C'est une "arme anti-émeute" et de "punition collective" utilisée à Jérusalem-Est depuis plusieurs semaines pour empêcher les Palestiniens de se rassembler pour protester contre l'offensive de Tsahal, selon "Le Monde" : la "dirty water" (l'eau sale).

Selon l'envoyée spéciale du "Monde" à Jérusalem, Florence Beaugé, un camion blanc projette ce mystérieux liquide pestilentiel sur les façades des maisons, les trottoirs, la chaussée, les arbres et les fleurs, après chaque manifestation de soutien aux Palestiniens de Gaza.

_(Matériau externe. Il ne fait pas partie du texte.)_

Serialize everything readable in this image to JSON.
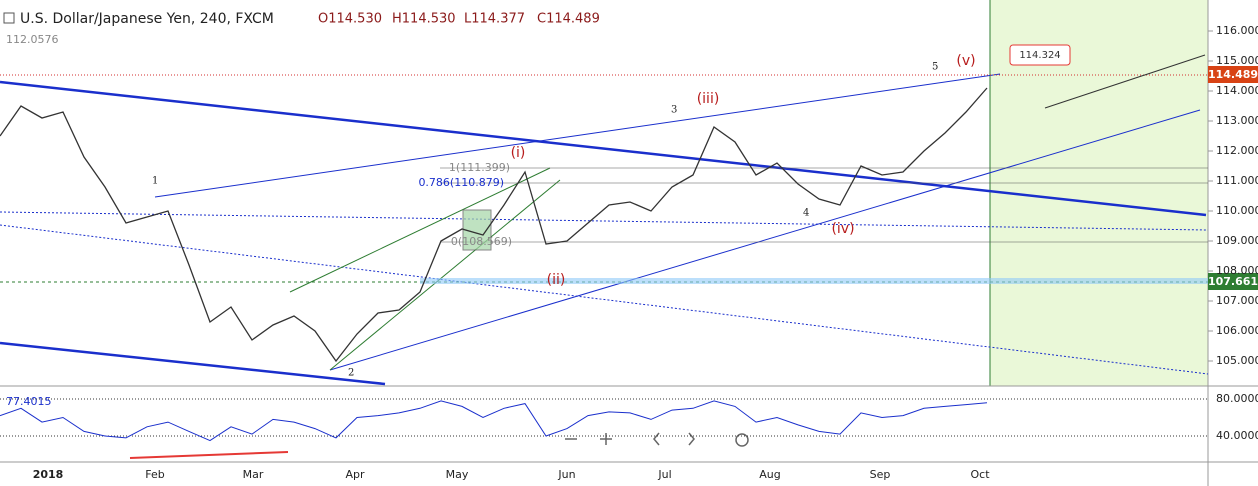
{
  "header": {
    "symbol": "U.S. Dollar/Japanese Yen, 240, FXCM",
    "open": "O114.530",
    "high": "H114.530",
    "low": "L114.377",
    "close": "C114.489",
    "ma_value": "112.0576"
  },
  "price_axis": {
    "ticks": [
      116,
      115,
      114,
      113,
      112,
      111,
      110,
      109,
      108,
      107,
      106,
      105
    ],
    "tick_labels": [
      "116.000",
      "115.000",
      "114.000",
      "113.000",
      "112.000",
      "111.000",
      "110.000",
      "109.000",
      "108.000",
      "107.000",
      "106.000",
      "105.000"
    ],
    "last_price": "114.489",
    "level": "107.661"
  },
  "time_axis": {
    "labels": [
      "2018",
      "Feb",
      "Mar",
      "Apr",
      "May",
      "Jun",
      "Jul",
      "Aug",
      "Sep",
      "Oct"
    ]
  },
  "waves": {
    "major": [
      "(i)",
      "(ii)",
      "(iii)",
      "(iv)",
      "(v)"
    ],
    "minor": [
      "1",
      "2",
      "3",
      "4",
      "5"
    ]
  },
  "fib": [
    "1(111.399)",
    "0.786(110.879)",
    "0(108.569)"
  ],
  "callout": "114.324",
  "price_series": [
    112.5,
    113.5,
    113.1,
    113.3,
    111.8,
    110.8,
    109.6,
    109.8,
    110.0,
    108.2,
    106.3,
    106.8,
    105.7,
    106.2,
    106.5,
    106.0,
    105.0,
    105.9,
    106.6,
    106.7,
    107.3,
    109.0,
    109.4,
    109.2,
    110.2,
    111.3,
    108.9,
    109.0,
    109.6,
    110.2,
    110.3,
    110.0,
    110.8,
    111.2,
    112.8,
    112.3,
    111.2,
    111.6,
    110.9,
    110.4,
    110.2,
    111.5,
    111.2,
    111.3,
    112.0,
    112.6,
    113.3,
    114.1
  ],
  "rsi": {
    "current": "77.4015",
    "ticks": [
      80,
      40
    ],
    "tick_labels": [
      "80.0000",
      "40.0000"
    ],
    "values": [
      62,
      70,
      55,
      60,
      45,
      40,
      38,
      50,
      55,
      45,
      35,
      50,
      42,
      58,
      55,
      48,
      38,
      60,
      62,
      65,
      70,
      78,
      72,
      60,
      70,
      75,
      40,
      48,
      62,
      66,
      65,
      58,
      68,
      70,
      78,
      72,
      55,
      60,
      52,
      45,
      42,
      65,
      60,
      62,
      70,
      72,
      74,
      76
    ]
  }
}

L'odeur est agressive, elle imprègne vêtements mais pénètre également dans les maisons, s'incrustant dans les rideaux, les tapis, les coussins...

"A Souwaneh, l'un des quartiers 'chauds' de Jérusalem-Est, les habitants marchent en se couvrant le visage ou se pinçant le nez. Personne ne traîne dans les rues", raconte la journaliste, persuadée que l'objectif israélien est de forcer les gens à rester chez eux.

Mais le produit, dont personne ne sait ce qu'il contient, est également une arme particulièrement humiliante : "Qui sommes-nous pour qu'on nous traite au moyen d'insecticides comme des rats ou des moustiques ?", s'emporte Mounir, cité par "Le Monde".